Gary Copeland Lilley, a poet, creative writing teacher, musician and regular Kahini teaching faculty answers this week’s 5 questions. He will be visiting New Zealand in January 2016 to teach at the Kāpiti Writers’ Retreat
1. What drew you to writing?
The act of expressing my youthful rage and the confusion I was experiencing after moving from New York back to the rural south of North Carolina when I was 12 years of age. Up until then I lived in a very diverse and close-knit neighborhood and had not experienced that overt racism of the American south. The frustration led me to writing, to try to understand this beautiful but flawed world in which I had landed. I started writing my stories. Later I discovered the amazing power of poetry to convey what is was like to be black in that setting. In America the act of writing by women and people of color is an inherent political statement.
2. I was really interested in the quote you made to open the Kahini Race, Class and Place workshop and particularly a follow up point that “…poets write poems, and to me art is never subordinate to the political.” Can you talk about how you negotiate these tensions in your work and your writing practice?
I really became radicalized (much as other youth did) during that time of political turbulence and racial violence. Much of what I was going through, and my family was going through, my community was going through could be examined through the lens of race, class, and place. These factors influenced my entire world in this segregated society, so I guess to see these things surface in my art was a given. I did join the protest, and later ownass roots organizations that served to ensure the survival of my community. But I eventually learned to separate the political organizing from my art. Political I could write manifestos and statements that represented the collective voice. But as a poet, art is personal to me, and it must sit at the head of my table, and even while embedded into the continued political struggle of an under-served African American community, I felt like my art could speak for me, and hopefully the universality would reveal an entry point, a resonance, a connection for others.

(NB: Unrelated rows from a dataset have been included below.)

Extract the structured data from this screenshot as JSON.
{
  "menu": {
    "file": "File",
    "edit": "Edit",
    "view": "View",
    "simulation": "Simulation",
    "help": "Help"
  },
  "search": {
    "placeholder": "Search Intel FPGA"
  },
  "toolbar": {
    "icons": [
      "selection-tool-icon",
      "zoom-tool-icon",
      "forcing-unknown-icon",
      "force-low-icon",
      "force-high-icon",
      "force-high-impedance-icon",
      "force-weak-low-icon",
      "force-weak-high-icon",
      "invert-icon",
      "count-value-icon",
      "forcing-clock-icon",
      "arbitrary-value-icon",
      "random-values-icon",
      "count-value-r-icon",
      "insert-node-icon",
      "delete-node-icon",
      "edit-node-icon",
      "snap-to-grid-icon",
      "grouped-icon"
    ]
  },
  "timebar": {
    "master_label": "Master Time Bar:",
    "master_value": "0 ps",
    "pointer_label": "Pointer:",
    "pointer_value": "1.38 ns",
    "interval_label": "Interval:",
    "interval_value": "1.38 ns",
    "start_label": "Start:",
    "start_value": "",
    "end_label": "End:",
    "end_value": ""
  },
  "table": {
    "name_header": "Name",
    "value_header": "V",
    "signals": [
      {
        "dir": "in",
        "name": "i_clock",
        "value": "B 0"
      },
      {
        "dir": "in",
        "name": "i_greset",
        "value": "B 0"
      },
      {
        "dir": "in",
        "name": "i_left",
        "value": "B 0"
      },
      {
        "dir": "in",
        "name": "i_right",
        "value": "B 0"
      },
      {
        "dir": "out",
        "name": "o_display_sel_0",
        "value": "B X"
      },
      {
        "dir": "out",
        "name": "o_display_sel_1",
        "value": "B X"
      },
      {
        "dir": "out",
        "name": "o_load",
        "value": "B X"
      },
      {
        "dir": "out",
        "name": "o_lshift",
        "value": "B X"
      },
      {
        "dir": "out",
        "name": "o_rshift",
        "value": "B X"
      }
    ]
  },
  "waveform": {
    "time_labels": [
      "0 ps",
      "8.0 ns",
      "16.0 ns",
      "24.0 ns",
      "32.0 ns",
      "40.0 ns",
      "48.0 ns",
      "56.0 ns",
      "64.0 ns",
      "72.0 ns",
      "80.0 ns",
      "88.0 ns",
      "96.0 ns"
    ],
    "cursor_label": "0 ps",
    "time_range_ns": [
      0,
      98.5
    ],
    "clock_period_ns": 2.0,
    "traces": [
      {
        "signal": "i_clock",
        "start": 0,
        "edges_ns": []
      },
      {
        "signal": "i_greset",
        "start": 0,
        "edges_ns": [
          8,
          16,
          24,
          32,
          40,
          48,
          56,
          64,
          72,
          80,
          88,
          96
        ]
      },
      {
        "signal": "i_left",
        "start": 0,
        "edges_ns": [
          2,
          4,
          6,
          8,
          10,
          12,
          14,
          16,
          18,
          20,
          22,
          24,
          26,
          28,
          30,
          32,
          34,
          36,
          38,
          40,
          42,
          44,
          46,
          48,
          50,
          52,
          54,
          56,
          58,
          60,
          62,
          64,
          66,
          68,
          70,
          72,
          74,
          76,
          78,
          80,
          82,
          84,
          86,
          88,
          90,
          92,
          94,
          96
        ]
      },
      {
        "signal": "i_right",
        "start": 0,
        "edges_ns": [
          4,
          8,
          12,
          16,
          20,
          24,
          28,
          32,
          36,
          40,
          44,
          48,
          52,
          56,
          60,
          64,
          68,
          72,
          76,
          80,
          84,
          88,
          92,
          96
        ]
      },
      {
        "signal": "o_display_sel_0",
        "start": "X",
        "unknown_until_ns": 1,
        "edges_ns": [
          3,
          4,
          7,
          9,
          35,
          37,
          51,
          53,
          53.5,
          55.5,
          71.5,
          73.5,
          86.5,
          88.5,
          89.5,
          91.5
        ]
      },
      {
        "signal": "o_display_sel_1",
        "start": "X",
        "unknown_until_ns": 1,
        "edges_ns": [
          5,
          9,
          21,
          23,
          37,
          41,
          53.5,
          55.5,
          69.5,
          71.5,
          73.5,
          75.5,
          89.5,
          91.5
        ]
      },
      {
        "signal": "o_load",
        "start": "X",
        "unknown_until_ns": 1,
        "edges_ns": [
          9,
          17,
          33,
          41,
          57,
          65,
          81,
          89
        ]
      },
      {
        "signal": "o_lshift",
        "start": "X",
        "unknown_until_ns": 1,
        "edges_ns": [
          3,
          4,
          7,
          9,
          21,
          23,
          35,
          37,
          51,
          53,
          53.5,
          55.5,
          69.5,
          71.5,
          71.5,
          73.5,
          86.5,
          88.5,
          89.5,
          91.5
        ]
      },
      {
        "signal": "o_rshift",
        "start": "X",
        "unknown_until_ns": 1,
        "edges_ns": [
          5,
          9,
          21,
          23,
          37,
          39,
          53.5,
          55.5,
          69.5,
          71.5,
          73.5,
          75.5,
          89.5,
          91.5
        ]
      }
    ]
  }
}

3. I know you also play music, could you talk about the relationship between your music and your poetry and blues in particular?
When I was a kid living in New York, of course the blacks in our church, and friends of my parents were all people who had migrated from the south. And they brought that music with them. So I was around it, as conscious of as a kid can be to the “background music” of grown-ups. But moving back to North Carolina (where my mother and father were raised) dropped me right in the middle of it. I was immersed in the blues: my grandmother sung those old-time gospel songs that I still sing, a sacred blues: my folks were sorely tested, the family is a Christian family, they were worried about what was considered to be my lack of faith, which was really my distrust of religion, particularly one that had been used in the south to justify the enslavement of African people; before I could legally drive I talked older boys into giving me rides to the juke joints where I loved to dance and listen to the secular blues and the blues people. The musicality and the narrative language of most of my poems reflect that. It was an aesthetic choice to create art that was representative of where I was from.

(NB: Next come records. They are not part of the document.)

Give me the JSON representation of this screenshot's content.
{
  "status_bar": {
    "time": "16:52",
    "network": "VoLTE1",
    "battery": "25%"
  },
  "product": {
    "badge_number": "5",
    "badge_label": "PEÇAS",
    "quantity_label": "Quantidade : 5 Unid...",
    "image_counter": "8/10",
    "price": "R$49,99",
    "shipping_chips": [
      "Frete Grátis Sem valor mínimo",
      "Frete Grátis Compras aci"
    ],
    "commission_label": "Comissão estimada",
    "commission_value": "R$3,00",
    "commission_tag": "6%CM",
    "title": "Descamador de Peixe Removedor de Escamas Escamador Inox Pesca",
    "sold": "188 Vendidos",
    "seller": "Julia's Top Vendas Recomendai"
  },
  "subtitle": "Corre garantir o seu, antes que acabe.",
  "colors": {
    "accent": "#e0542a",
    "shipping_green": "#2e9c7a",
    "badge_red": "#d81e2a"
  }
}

4. What are you working on now?
Right now, I am working on a new manuscript that I am deep enough in it to tell you the title (something I won’t do unless the work is at a certain stage of development). My working title is ‘The Bushman’s Medicine Show’. In it there is a blurring of the sacred and the secular, the presence of black spirituality in the everyday walk around world, the presence of humanity maybe where it is not readily expected, and I get to reveal things from my life more directly, but understated because I love the power of understatement. I have lost both parents in the last few years which has taken me into a closer look at mortality and a desire to work with the complexities of parental relationships, and the follies of the ancestors, devout or criminal. Because that god/goddess force is somewhere in all of us. I want to show that in this collection of poems.
5. Tell us a bit more about the workshop. What are you hoping to impart and what should people expect?

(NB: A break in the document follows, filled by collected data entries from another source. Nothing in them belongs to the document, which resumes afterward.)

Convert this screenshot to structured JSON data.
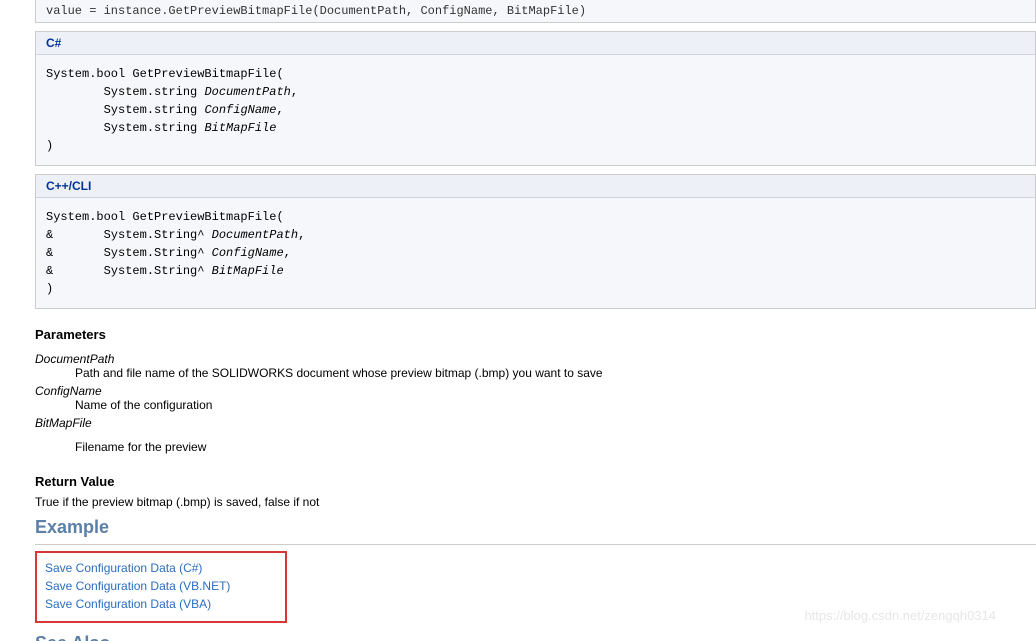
{
  "top_line": "value = instance.GetPreviewBitmapFile(DocumentPath, ConfigName, BitMapFile)",
  "csharp": {
    "header": "C#",
    "sig1": "System.bool GetPreviewBitmapFile(",
    "arg1": "        System.string ",
    "arg1i": "DocumentPath",
    "arg1e": ",",
    "arg2": "        System.string ",
    "arg2i": "ConfigName",
    "arg2e": ",",
    "arg3": "        System.string ",
    "arg3i": "BitMapFile",
    "close": ")"
  },
  "cpp": {
    "header": "C++/CLI",
    "sig1": "System.bool GetPreviewBitmapFile(",
    "arg1a": "&       System.String^ ",
    "arg1i": "DocumentPath",
    "arg1e": ",",
    "arg2a": "&       System.String^ ",
    "arg2i": "ConfigName",
    "arg2e": ",",
    "arg3a": "&       System.String^ ",
    "arg3i": "BitMapFile",
    "close": ")"
  },
  "params": {
    "heading": "Parameters",
    "p1name": "DocumentPath",
    "p1desc": "Path and file name of the SOLIDWORKS document whose preview bitmap (.bmp) you want to save",
    "p2name": "ConfigName",
    "p2desc": "Name of the configuration",
    "p3name": "BitMapFile",
    "p3desc": "Filename for the preview"
  },
  "return": {
    "heading": "Return Value",
    "desc": "True if the preview bitmap (.bmp) is saved, false if not"
  },
  "example": {
    "heading": "Example",
    "link1": "Save Configuration Data (C#)",
    "link2": "Save Configuration Data (VB.NET)",
    "link3": "Save Configuration Data (VBA)"
  },
  "see_also": "See Also",
  "watermark": "https://blog.csdn.net/zengqh0314"
}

What does it mean to be a poetic witness? I have a mentor who told me to teach what I do, my process in creating the poem. I hope the preceding alludes to some of that process. I want the participants to know that they are continually registering what it means to be in the world in which they walk through daily, and their individual take, how things move and affect each personally is a microcosm of that world. And within that is the gravitas of universality that opens that particular poem to everyone. That’s what I want them to be ready and willing to work towards.